Although the theory and the stories were magnificent, in practice, sometimes it seemed as they were just hurting themselves. He came to that conclusion when it was already too late, even though she was lying just beside him.
He wished that he could have done a better work as her husband because she deserved more than this broken time lord. Every effort he has made seemed pale beside how much she had done for him. He, suddenly, felt tired and felt very alone, despite her sweet breath against his neck and her little hand resting on his chest.
She was there, but not really there, because somehow she was already far gone. He should have run away himself when he had time and self-control to do it, before his hearts were hers.

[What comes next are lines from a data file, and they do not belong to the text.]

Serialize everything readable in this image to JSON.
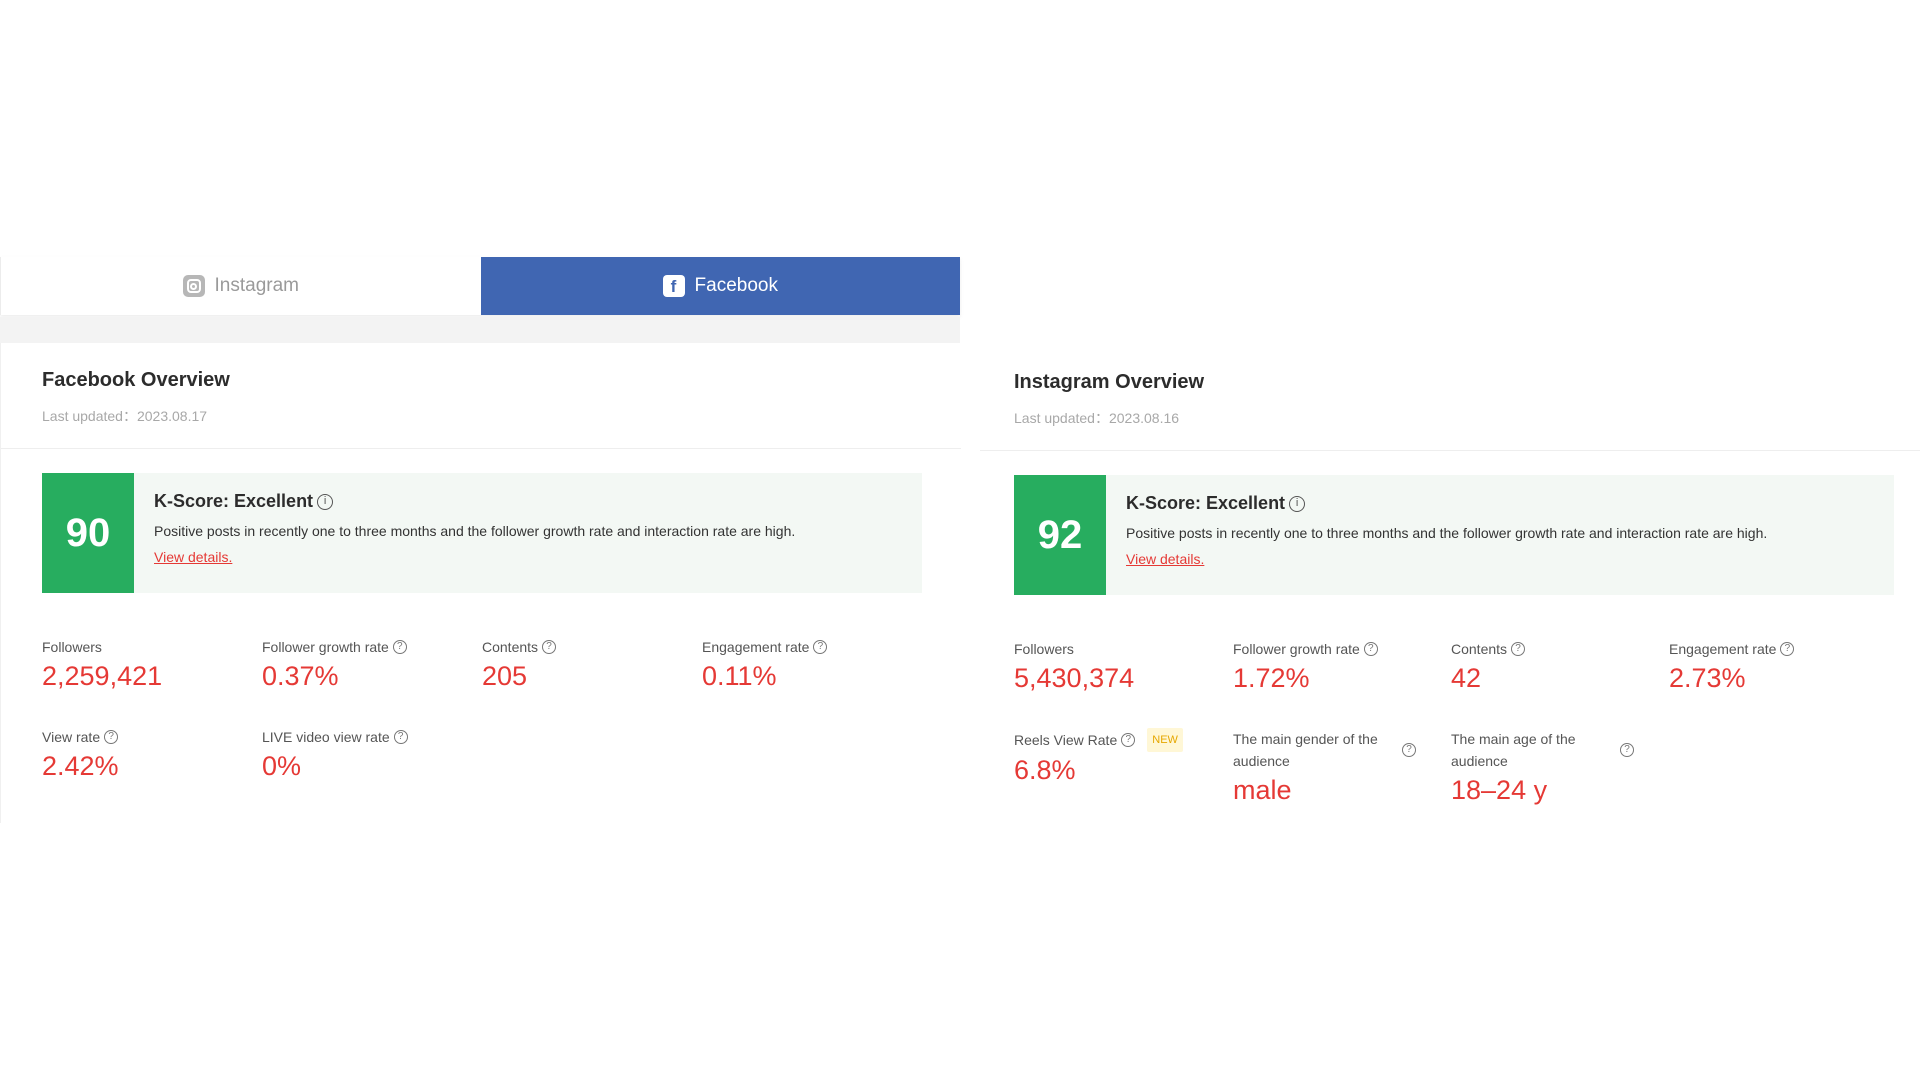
{
  "tabs": {
    "instagram_label": "Instagram",
    "facebook_label": "Facebook",
    "active": "Facebook"
  },
  "facebook": {
    "title": "Facebook Overview",
    "last_updated": "Last updated：2023.08.17",
    "kscore": {
      "value": "90",
      "title": "K-Score: Excellent",
      "description": "Positive posts in recently one to three months and the follower growth rate and interaction rate are high.",
      "link": "View details."
    },
    "metrics": [
      {
        "label": "Followers",
        "value": "2,259,421"
      },
      {
        "label": "Follower growth rate",
        "value": "0.37%"
      },
      {
        "label": "Contents",
        "value": "205"
      },
      {
        "label": "Engagement rate",
        "value": "0.11%"
      },
      {
        "label": "View rate",
        "value": "2.42%"
      },
      {
        "label": "LIVE video view rate",
        "value": "0%"
      }
    ]
  },
  "instagram": {
    "title": "Instagram Overview",
    "last_updated": "Last updated：2023.08.16",
    "kscore": {
      "value": "92",
      "title": "K-Score: Excellent",
      "description": "Positive posts in recently one to three months and the follower growth rate and interaction rate are high.",
      "link": "View details."
    },
    "metrics": [
      {
        "label": "Followers",
        "value": "5,430,374"
      },
      {
        "label": "Follower growth rate",
        "value": "1.72%"
      },
      {
        "label": "Contents",
        "value": "42"
      },
      {
        "label": "Engagement rate",
        "value": "2.73%"
      },
      {
        "label": "Reels View Rate",
        "value": "6.8%",
        "badge": "NEW"
      },
      {
        "label": "The main gender of the audience",
        "value": "male"
      },
      {
        "label": "The main age of the audience",
        "value": "18–24 y"
      }
    ]
  },
  "colors": {
    "facebook_blue": "#4066b2",
    "score_green": "#27ad5f",
    "value_red": "#e53935"
  }
}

He was the one who was spoiling everything, with his selfishness, weakness and lots of others ‘-ness’es. He was the one spoiling everything when he allowed that marvelous woman falling in love with his atrocious self and hurting herself in the process. He was the one spoiling everything when he also fell for her and started this never-ending torture.
He wished he could cry and make her up for everything he had done, will do and were doing, but there weren’t any tear left: he had cried all of them already.
He was tired of running away but also tired of running into.
He had sung all the songs and kissed all the kisses. He had fought all the fights and, with just words, won all of them, so why was he feeling like a loser? If they were a movie or a book on the shelf, he knew he was near to the end of it and it would be sad. The sadder ever. But he couldn’t feel sad when she woke up and kissed him with those lips that were so soft and so pliant against his, taking his fears away. He couldn’t regret loving her, just losing her. She couldn’t have been a mistake if she was the only answer.